By Sue Loubser, Director of Technology at Greenfield Hebrew Academy
Our year is over and we reached our goal of A Million Minutes of Activity! We never doubted we would, although we did learn a few lessons as the year progressed.
When we launched the program last September, the school was abuzz. Our head of school recalls that “kids went home and were jumping around during dinner and running around in place as friends talked to them. Children who ordinarily couldn’t easily wake up in the morning or had to be dragged out of bed suddenly popped out with great enthusiasm and energy to maximize their minutes.” Parents were amazed by the changes in their kids’ behaviors.
Although this was launched as a Middle School project – there was so much interest from younger students that our PTSA started selling Zamzee meters. They sold 50 in short order and it felt like everyone was being active!
We held a lot of competitions during the year to keep students motivated. Originally our goal was to mandate the wearing of Zamzees as part of our PE program, but mid-year we took that requirement away. That meant we had to help the kids stay motivated to keep using Zamzee.
Students could win gift cards, T-shirts, chocolates (from Israel), drinks, baseball caps and even an iPod in random drawings or as rewards for exercising over a certain number of minutes. We were also given 20 pairs of Braves tickets to give to students who met a goal for exercising. We had random reward days where if you uploaded during the day, you received a treat (which could be a Zamzee flashlight or a skin) or even a surprise recess. This helped to keep students engaged in the project, especially our 8th graders, who became less interested in Zamzee as the year progressed.
About halfway through the year, our teachers discovered ‘Zamz’ and ‘rewards’ and that brought a new infusion of life into the project as they worked to earn their Amazon gift cards. Their enthusiasm spread to the students, which resulted in a renewed level of activity – and lots and lots of challenges.
By December we knew we had to earn 100,000 minutes a month – and we worked diligently to achieve it. We used the data we downloaded from Zamzee in our math classes – and our students created histograms, bar graphs and predictions based on the real-world data.
It was only much later in the year that our PTSA helped us buy “shoe pockets” which helped students protect their meters and keep them safe – and our core of year-long ‘Zamzee-rs’ appreciated how much easier it was to remember their meters when they had the shoe pocket as a permanent reminder on their shoe.

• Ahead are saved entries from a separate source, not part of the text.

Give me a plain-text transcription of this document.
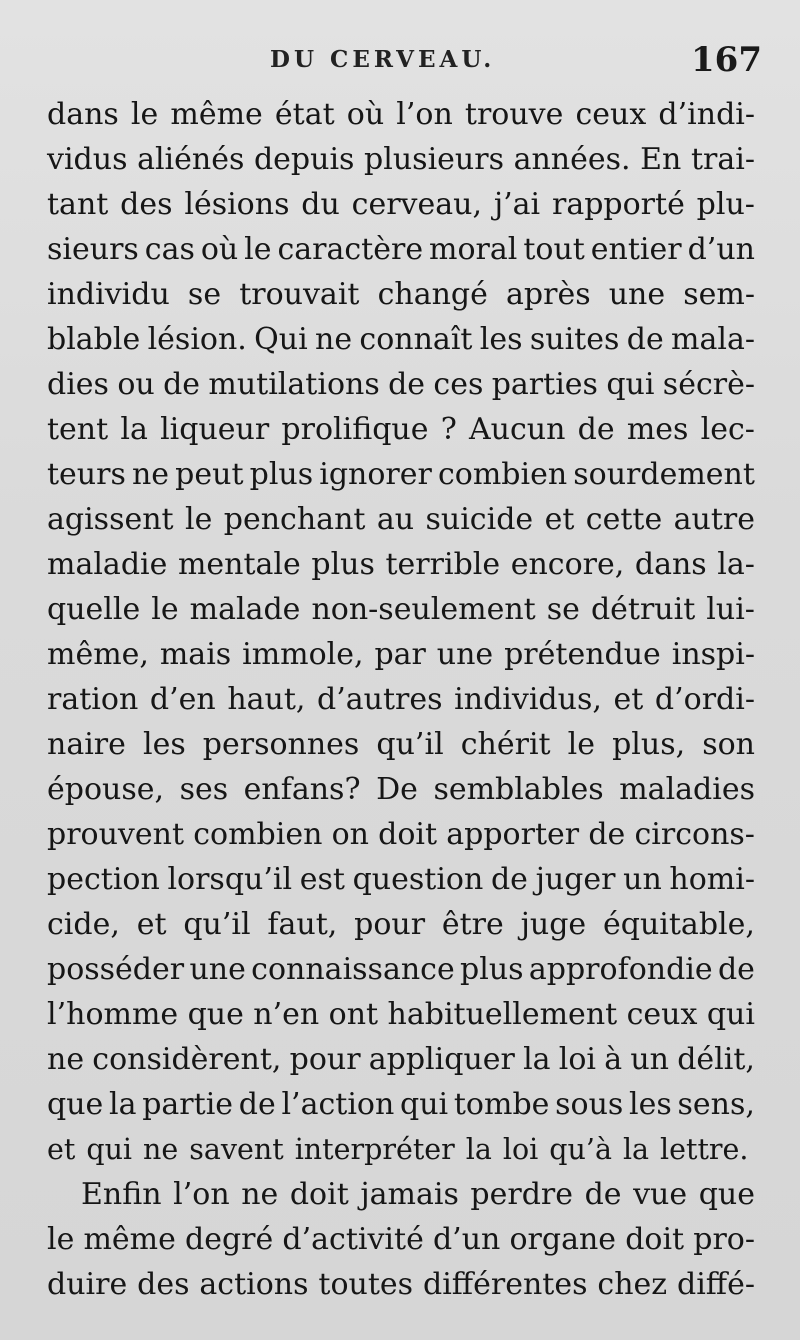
DU CERVEAU.	167
dans le même état où l’on trouve ceux d’indi-
vidus aliénés depuis plusieurs années. En trai-
tant des lésions du cerveau, j’ai rapporté plu-
sieurs cas où le caractère moral tout entier d’un
individu se trouvait changé après une sem-
blable lésion. Qui ne connaît les suites de mala-
dies ou de mutilations de ces parties qui sécrè-
tent la liqueur prolifique ? Aucun de mes lec-
teurs ne peut plus ignorer combien sourdement
agissent le penchant au suicide et cette autre
maladie mentale plus terrible encore, dans la-
quelle le malade non-seulement se détruit lui-
même, mais immole, par une prétendue inspi-
ration d’en haut, d’autres individus, et d’ordi-
naire les personnes qu’il chérit le plus, son
épouse, ses enfans? De semblables maladies
prouvent combien on doit apporter de circons-
pection lorsqu’il est question de juger un homi-
cide, et qu’il faut, pour être juge équitable,
posséder une connaissance plus approfondie de
l’homme que n’en ont habituellement ceux qui
ne considèrent, pour appliquer la loi à un délit,
que la partie de l’action qui tombe sous les sens,
et qui ne savent interpréter la loi qu’à la lettre.
Enfin l’on ne doit jamais perdre de vue que
le même degré d’activité d’un organe doit pro-
duire des actions toutes différentes chez diffé-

Based on the success of the program, we will be continuing it next year, but in a slightly different way. We will run the program formally with rising 5th graders – students who already have meters are welcome to use them, but they will not be included in our activity goal. We will ask the students to set their own group goal for the year, and the project will be a formal part of the PE program. We will also provide the students with shoe pockets to help them keep their Zamzees in a safe place and to help to protect them.
We judged the program as a definite ‘win.’ Even students who did not increase their amount of exercise were more aware of how much (and how little) they moved – and the awareness itself was important. It was a segue into conversations about health and nutrition, and it kept the focus on the importance of a healthy lifestyle every single day.
The Zamzee program was definitely a highlight and signature event of our school year!